Por isso o simples é complicado. Porque não se trata apenas das coisas, mas de como nós enxergamos as coisas. O complicado continuará sendo o mais fácil enquanto não nos desapegarmos das sofrências desnecessárias. Enquanto insistirmos em ter essa demanda incansável em relação à vida e às pessoas. É nesse sentido que o simples abre espaço para a leveza das coisas como elas são, para as pessoas como elas são: porque limpando a nossa área interna, abrimos espaço para outras coisas. O céu fica livre de nuvens e podemos enxergar as cores mais vivas e os detalhes que quase nunca podíamos reparar, devido à névoa das complicações.

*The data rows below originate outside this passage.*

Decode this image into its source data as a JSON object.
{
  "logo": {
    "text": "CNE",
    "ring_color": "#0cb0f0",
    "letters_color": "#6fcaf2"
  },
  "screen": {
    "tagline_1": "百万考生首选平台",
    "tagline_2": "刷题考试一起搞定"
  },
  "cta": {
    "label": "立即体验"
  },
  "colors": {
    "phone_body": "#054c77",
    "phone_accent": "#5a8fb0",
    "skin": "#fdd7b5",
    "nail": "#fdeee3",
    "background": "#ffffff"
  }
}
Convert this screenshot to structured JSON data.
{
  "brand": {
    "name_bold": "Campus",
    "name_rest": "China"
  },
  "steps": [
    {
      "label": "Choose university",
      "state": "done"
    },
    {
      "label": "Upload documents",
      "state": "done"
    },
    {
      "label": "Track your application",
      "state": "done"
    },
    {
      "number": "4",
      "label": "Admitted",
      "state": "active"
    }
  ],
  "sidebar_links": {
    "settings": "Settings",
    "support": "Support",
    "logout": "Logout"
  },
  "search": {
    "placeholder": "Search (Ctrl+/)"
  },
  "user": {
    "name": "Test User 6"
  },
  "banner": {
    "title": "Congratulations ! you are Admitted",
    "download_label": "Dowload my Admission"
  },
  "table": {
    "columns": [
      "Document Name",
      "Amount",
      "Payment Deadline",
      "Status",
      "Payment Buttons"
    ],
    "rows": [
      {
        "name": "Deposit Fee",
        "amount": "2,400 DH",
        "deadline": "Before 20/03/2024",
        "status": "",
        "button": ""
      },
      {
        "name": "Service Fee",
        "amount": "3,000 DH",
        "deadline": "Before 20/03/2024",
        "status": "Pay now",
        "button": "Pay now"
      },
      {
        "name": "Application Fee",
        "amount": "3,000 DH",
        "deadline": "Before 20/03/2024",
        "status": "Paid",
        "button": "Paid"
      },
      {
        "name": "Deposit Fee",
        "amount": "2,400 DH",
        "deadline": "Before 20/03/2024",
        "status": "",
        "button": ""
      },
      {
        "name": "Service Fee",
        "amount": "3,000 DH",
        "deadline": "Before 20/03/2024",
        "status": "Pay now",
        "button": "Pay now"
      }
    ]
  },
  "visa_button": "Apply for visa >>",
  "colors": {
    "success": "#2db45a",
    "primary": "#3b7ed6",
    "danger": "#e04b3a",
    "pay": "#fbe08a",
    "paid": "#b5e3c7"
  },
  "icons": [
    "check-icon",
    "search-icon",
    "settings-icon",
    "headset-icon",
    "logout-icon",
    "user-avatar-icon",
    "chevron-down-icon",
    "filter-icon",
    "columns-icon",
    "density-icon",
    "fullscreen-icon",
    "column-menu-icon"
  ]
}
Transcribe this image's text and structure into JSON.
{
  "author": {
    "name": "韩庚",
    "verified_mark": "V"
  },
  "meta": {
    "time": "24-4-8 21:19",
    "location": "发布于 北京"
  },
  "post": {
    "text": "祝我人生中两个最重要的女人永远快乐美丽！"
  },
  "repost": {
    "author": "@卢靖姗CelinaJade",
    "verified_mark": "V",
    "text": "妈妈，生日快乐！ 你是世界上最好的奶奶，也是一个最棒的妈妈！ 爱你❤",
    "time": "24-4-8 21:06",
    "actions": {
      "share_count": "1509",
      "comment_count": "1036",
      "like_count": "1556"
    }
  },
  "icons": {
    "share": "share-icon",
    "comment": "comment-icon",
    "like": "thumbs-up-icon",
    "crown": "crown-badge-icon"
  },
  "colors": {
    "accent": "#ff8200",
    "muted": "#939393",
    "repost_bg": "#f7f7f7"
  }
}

Chego à conclusão de que talvez nos falte ver a vida como ela é, apenas. Talvez só assim poderemos desabrochar, e toda beleza da vida então poderá surgir dos buracos na terra nos quais costumávamos plantar de tudo, e ao mesmo tempo, nada. A simplicidade pode não ser tão simples quando parece, porque, por incrível que pareça, emerge do contato com o que temos de mais difícil. As coisas continuarão sendo coisas, as relações continuarão trazendo para a superfície nossos conflitos internos, as dificuldades continuarão a surgir, mas cabe a mim - e apenas a mim - decidir como vou olhar pra tudo. A simplicidade é um grande clichê, mas clichês fazem todo sentido quando sentidos. Não devemos complicar tanto assim.